10.13.2013

Fluid Ounces

I've worn the same cologne since the irreparable brilliance of age fourteen. My mother bought it for me at the mall in preparation for my junior high debut; Polo Sport, the crisp fragrance of budding manhood throughout the privileged world. It came with a gym bag which I used to carry my cleats to football practice. That's still in my mother's shed somewhere. The scent lasted. The jock dreams didn't. There's not a single cell inside me that's not at peace with that.

Then, the better part of a decade later, she chimed in with a second olfactory gift. This one didn't stick. It came at the time of my first apartment, a foray into debauchery that led to years of karmic justice. The smell of Curve changed overnight, somehow smoothed into a buttery musk that quickly gained a shameful association with hangovers and awkward Good Mornings. It didn't last long in the repertoire. The man who still has notes from high school in a closeted shoebox didn't keep that overpriced bottle of regret. I hope it's bringing someone else better luck.

That was a far cry from the innocence of young boyhood when my anxious father walked into the bathroom with a gift for his six-year-old son. The packaged set of Jovan products slipped from his hands and the bottle broke against the tile floor. I was left with a stick of deodorant which I didn't need yet. That episode managed to sum up much of my old man's aspirations: a heart in the right place, hampered by his own overzealous fumbling. One should be grateful to have experienced half of that equation. I don't deny that. He's a better man than me in most ways.

Last winter I briefly dated one of a slew of Italian single mothers who wound up being slightly more predictable than the rest. When Christmas came I already knew that I'd be receiving a bottle of men's aftershave. It felt more apropos than clairvoyant. I wasn't her ex-husband, nor had I spent seventeen years clinging to the shirttails of her life, but I knew she'd want to somehow change me when the opportunity arose through the ritualistic giving of gifts. Refusal meant upheaval. It came as a clandestine blessing and I haven't heard from her since. I wonder if she hocked that necklace. New rule: No more jewelry prior to six months.

But the last one is what matters. It seemed a normal compliment when Jackie said that she liked the way I smelled. Ralph Lauren has narrated the tale of many a half-hearted endeavor. I probably reciprocated similarly. Pheromones contribute to cases of mistaken identity before reason has its say. She fed me and skipped through the channels as we played the parts on her couch. When my bladder prodded to be drained I excused myself to the bathroom. Her medicine cabinet contained no prescription pill bottles--always a positive sign. I could say that I was searching for some Advil or a Q-Tip, but I was not. Hemingway warned, "You never understand anybody that loves you," while a dying protagonist, thinly veiled as someone other than himself, bled out on his ship. Even less can be said of those whom are only liked. You drink the cork with the wine. You endure some mild violation with the expectation that you too are being entered into search engines on the internet. Consider yourself flattered. There are people in the world whom no one cares to know, but they're not in this formula.

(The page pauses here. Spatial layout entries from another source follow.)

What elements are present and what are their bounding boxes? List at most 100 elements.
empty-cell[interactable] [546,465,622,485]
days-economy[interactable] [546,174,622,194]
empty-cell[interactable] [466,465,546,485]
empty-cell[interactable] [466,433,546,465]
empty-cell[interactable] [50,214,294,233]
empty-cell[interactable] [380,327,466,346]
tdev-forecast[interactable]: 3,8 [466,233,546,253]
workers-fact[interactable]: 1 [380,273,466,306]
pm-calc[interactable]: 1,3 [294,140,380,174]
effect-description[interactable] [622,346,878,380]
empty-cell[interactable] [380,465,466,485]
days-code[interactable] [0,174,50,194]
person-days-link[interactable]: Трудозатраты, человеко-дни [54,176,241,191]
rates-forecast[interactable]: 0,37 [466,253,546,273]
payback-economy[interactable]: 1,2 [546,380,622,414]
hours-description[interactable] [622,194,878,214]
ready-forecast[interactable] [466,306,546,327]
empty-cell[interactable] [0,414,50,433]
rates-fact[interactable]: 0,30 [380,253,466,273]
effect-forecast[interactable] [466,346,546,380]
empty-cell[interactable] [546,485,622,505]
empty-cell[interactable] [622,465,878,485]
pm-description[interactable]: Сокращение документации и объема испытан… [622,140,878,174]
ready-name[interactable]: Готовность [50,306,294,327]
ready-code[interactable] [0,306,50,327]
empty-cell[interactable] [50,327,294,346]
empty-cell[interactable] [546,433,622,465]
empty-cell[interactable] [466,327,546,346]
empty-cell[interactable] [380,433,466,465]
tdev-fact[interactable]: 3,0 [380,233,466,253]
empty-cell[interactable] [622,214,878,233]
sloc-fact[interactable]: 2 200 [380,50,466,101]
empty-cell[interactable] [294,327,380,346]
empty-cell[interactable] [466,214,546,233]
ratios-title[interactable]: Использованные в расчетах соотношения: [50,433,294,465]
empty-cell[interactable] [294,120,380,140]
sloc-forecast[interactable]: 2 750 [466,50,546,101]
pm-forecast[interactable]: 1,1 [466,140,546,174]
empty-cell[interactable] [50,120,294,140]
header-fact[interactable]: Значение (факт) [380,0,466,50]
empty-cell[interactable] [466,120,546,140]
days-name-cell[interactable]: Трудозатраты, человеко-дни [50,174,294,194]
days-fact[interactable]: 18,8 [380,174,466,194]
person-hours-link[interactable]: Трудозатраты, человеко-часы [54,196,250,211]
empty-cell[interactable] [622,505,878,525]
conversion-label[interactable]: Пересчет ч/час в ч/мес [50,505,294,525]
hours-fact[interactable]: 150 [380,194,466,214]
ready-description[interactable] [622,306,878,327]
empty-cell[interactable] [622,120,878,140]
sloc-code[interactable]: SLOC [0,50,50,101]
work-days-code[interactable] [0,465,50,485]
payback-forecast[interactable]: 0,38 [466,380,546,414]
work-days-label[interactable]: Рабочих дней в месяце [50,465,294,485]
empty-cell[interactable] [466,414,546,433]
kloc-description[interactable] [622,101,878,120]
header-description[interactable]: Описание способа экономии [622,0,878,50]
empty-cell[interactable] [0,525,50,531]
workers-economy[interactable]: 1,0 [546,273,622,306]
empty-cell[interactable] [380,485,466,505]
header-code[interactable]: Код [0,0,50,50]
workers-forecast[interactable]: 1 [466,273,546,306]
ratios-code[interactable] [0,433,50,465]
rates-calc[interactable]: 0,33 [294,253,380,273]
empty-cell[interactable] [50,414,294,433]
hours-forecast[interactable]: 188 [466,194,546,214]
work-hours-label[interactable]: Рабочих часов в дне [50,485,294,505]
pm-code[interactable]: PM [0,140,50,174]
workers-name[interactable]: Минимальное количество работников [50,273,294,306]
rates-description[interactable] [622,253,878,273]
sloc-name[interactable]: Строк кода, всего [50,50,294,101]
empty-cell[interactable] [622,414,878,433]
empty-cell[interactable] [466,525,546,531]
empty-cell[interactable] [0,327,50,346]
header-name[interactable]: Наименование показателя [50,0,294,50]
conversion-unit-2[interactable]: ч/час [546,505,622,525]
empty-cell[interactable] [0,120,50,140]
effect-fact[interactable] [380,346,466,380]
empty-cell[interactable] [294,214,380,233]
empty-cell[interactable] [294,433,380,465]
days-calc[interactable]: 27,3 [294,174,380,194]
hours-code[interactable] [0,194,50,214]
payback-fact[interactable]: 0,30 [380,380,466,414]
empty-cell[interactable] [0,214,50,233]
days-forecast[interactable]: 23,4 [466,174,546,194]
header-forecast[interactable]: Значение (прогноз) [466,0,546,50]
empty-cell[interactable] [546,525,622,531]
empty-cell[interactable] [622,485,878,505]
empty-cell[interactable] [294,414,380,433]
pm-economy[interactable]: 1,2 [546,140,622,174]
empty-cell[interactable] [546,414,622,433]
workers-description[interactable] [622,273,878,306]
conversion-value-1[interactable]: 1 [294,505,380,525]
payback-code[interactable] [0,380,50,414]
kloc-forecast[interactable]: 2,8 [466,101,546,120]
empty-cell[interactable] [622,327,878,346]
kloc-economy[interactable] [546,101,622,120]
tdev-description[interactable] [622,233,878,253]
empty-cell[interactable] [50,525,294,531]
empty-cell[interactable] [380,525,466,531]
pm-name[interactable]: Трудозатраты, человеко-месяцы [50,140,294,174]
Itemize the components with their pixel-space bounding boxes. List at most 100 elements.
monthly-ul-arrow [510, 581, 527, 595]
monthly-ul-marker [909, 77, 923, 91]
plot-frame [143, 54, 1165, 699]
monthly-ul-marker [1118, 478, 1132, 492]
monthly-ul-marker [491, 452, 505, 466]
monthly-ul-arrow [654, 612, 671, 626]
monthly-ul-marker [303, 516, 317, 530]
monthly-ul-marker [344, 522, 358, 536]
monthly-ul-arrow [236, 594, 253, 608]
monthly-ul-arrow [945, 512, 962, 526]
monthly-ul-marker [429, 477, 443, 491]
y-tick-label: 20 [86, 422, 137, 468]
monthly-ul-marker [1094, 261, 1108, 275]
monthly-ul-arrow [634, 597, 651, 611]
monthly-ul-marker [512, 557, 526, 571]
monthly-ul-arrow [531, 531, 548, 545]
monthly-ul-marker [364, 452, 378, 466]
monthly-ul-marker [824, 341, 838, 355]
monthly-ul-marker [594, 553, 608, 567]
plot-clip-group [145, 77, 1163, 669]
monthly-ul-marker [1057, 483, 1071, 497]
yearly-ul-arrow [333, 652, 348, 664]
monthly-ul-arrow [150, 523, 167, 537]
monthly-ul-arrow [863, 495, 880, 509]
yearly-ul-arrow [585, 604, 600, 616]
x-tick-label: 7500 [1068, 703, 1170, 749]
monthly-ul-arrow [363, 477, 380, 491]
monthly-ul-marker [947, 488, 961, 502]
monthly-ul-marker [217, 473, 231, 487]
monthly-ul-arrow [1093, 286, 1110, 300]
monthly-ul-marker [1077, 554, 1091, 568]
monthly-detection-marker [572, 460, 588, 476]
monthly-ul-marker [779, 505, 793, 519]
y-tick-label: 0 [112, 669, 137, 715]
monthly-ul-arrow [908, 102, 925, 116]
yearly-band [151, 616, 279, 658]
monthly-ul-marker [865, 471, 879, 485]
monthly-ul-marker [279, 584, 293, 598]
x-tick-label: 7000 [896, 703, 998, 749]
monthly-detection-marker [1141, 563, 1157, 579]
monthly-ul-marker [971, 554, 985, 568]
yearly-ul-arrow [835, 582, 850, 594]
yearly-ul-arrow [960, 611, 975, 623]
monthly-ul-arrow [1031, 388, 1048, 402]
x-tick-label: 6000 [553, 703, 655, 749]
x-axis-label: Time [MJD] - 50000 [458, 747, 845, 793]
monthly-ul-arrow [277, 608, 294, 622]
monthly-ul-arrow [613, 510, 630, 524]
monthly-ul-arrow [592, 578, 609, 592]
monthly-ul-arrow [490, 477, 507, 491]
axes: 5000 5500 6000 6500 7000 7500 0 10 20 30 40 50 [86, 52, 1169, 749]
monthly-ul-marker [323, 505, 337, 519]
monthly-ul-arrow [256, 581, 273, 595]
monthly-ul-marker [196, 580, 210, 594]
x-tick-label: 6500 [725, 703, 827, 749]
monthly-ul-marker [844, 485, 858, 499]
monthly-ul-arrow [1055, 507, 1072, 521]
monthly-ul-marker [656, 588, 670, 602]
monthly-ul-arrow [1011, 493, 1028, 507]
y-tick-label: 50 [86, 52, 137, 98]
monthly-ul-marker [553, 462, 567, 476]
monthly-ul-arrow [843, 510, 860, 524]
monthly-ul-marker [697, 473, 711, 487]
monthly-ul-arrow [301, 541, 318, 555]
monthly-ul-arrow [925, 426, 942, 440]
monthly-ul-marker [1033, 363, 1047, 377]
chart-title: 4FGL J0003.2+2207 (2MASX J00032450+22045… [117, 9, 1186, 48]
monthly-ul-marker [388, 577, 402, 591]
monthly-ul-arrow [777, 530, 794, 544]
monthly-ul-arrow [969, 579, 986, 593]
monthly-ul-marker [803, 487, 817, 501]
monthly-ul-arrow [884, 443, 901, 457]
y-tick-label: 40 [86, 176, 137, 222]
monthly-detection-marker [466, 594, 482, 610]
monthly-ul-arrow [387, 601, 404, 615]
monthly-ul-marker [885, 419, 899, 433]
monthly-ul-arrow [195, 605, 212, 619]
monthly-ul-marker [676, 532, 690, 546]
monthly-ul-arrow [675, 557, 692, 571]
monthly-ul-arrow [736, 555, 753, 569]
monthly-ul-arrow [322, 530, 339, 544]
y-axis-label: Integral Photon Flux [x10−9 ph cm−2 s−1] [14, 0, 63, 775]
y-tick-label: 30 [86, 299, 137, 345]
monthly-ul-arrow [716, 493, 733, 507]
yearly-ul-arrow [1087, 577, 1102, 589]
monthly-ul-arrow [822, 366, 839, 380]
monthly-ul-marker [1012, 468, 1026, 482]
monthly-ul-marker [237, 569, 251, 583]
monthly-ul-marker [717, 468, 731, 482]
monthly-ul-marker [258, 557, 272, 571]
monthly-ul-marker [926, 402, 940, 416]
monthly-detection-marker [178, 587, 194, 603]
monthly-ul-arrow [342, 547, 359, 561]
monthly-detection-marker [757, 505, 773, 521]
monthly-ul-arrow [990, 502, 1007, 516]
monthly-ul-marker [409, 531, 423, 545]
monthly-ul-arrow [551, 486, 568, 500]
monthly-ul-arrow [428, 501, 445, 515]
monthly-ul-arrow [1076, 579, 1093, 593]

There was, however, a familiar blue bottle of Polo Sport on the middle shelf of the hidden realm behind Jackie's bathroom mirror. Why did a woman have men's cologne among her toiletries? I picked it up and rolled it in my hand. On the side opposite the printed logo was a primitive, hand-etched stencil of a name: Andrew. I didn't, and still don't, know her handwriting well enough to determine if it was her scrawl, but I assumed it to be so. An image of the pencil drawing of a young man's face on her night stand, rosary beads draped over its frame, rose to the forefront of my mind:  Andrew, her high school boyfriend who'd been killed by a drunk driver. The essence in common with this deceased kid was a token of the loss of innocence for our shared paramour. I placed the bottle where I'd found it, closed the cabinet, and saw a scoundrel staring back at me. There would be no prayers or grieving when I left. I was unworthy of art. I never even offered to do the dishes after dinner or help change the sheets.

"You smell nice," meant more than I'd earned. I haven't returned her calls. Somewhere, soaking raindrops, there's a spirit more deserving.